After the summer the Swedish Transport Agency will start MLC certification of Swedish ships. According to senior inspector Jan Borgman most shipowners already meet the requirements, but there is a need for more structuring and documentation for them to be approved.
In the spring, Sweden ratified the MLC (Maritime Labour Convention). The Convention will enter into force one year after 30 countries with 33 % of world tonnage have adopted it, and now only three countries remain before the quota is met. Certification of Swedish vessels is managed by the Swedish Transport Agency.
“Some shipping companies have already contacted us with questions and we expect to start the process in earnest after the holidays. Swedish shipowners already comply with most of what the Convention requires through national legislation, but there will still be more work than most people think in terms of structuring and documentation,” says Jan Borgman.
The MLC, also known as the seafarers’ bill of rights, is a compilation of 37 existing conventions and about as many recommendations. It governs issues such as the work environment, social conditions and employment conditions, and is there to strengthen onboard employees’ rights. When the Convention enters into force, every ship in international traffic must have an MLC certificate to continue in operations. The certificate must be renewed every five years with an intermediate inspection.

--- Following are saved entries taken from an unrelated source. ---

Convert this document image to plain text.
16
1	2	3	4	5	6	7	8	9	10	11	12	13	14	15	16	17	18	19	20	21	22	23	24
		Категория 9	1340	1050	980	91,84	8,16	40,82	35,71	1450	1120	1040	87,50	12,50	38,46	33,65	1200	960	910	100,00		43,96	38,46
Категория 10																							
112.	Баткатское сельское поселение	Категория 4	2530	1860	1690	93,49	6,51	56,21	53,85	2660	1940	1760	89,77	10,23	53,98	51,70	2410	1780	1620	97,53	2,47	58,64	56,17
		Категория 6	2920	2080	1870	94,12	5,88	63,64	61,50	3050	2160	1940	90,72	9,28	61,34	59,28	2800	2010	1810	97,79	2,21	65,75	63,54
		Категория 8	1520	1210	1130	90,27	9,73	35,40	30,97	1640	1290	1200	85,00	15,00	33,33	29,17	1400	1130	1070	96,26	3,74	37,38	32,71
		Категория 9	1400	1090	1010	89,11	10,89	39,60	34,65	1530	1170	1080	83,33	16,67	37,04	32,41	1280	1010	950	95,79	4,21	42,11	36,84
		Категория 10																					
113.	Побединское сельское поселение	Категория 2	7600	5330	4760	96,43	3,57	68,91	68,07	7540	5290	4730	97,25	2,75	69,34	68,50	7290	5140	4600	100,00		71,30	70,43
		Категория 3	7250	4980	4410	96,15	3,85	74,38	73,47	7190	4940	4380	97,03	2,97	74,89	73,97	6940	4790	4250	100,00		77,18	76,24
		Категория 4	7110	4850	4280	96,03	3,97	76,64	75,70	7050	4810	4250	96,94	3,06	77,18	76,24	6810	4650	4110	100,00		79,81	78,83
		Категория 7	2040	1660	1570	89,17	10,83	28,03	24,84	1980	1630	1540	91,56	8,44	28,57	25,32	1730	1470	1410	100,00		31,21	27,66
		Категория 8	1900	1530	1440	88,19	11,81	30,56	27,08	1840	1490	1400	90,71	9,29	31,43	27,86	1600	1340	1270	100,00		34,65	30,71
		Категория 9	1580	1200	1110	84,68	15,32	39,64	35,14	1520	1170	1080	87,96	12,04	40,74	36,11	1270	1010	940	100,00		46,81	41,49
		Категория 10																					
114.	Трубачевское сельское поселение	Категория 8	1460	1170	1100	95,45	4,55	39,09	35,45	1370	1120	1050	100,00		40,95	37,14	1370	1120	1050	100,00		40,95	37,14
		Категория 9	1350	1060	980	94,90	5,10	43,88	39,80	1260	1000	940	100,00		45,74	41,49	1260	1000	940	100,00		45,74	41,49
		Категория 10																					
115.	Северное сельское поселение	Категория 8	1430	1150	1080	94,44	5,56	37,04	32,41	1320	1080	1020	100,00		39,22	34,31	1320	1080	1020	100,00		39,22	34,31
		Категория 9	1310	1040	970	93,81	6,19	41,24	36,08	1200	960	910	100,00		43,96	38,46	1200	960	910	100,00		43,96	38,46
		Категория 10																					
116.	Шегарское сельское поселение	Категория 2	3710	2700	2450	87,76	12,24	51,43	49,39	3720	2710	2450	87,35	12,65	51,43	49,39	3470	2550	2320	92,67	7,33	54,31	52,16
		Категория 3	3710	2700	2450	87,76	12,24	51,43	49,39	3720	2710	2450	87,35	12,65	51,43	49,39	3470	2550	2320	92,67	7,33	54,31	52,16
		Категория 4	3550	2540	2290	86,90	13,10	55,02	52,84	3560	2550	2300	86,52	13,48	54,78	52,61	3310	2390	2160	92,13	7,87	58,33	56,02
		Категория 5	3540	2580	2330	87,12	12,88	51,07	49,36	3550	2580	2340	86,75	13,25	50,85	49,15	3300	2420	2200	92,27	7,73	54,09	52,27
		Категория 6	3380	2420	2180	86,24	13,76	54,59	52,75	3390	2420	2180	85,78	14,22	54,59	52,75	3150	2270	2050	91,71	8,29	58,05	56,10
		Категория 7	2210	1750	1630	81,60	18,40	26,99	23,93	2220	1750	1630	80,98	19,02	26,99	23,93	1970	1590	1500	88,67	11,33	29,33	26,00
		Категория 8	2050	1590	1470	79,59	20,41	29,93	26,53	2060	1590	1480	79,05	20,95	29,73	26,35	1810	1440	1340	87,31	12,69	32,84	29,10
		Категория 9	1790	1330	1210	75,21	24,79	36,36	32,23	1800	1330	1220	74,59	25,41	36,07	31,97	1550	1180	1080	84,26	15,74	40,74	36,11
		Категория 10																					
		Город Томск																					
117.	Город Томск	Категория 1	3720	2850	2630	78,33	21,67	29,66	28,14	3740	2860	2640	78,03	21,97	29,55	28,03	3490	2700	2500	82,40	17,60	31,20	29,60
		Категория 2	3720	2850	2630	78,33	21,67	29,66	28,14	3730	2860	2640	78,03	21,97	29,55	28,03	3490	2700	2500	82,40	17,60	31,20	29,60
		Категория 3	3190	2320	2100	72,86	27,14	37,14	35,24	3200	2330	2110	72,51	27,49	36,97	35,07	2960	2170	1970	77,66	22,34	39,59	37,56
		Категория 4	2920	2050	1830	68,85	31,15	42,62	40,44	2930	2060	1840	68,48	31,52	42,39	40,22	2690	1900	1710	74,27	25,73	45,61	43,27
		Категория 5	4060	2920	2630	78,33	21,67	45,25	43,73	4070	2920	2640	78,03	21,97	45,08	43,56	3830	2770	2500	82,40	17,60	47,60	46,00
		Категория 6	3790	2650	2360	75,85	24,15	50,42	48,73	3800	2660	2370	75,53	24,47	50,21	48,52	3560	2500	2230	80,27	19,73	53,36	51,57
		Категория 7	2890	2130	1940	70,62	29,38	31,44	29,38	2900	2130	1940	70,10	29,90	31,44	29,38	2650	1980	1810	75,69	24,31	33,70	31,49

”Our inspectors have been given training in this. The emphasis has been on seafarers’ fundamental rights, with a decent work environment and conditions. I usually tell them to take another attitude than we usually have during inspections. This is about soft values and humanitarian rights,” says Jan Borgman.
A boost for Swedish ships
According to Jan Borgman, the shipping companies whose ships follow systematic work environment management have already made good progress in the area. But there other things on the list, as well.
”For example, you must be able to show that seafarers employed were offered an opportunity to discuss the terms in their employment contract before they signed. In addition, the MLC requires transparency and that port states around the world check documentation, which will require a lot of translation. If you have temporary employees, the work environment law must be in English on the ship.”
Jan Borgman says he expects that all Swedish ships will be certified and ready by the day the Convention comes into force. However, he is not so sure that all flag states will succeed in meeting the requirements.
”It is the foreign flags which will have problems, since they ignore social rights and the work environment in order to gain better competition conditions. Swedish shipowners will only benefit from the Convention.”
But he believes that the work environment on Swedish ships will also get a boost.
“Our AFSAR [working environment regulations] are under Swedish legislation and have not been given the importance they deserve in all situations. Now that we will have an international certificate and foreign port states to inspect the work environment, there will be more focus on these aspects,” says Jan Borgman.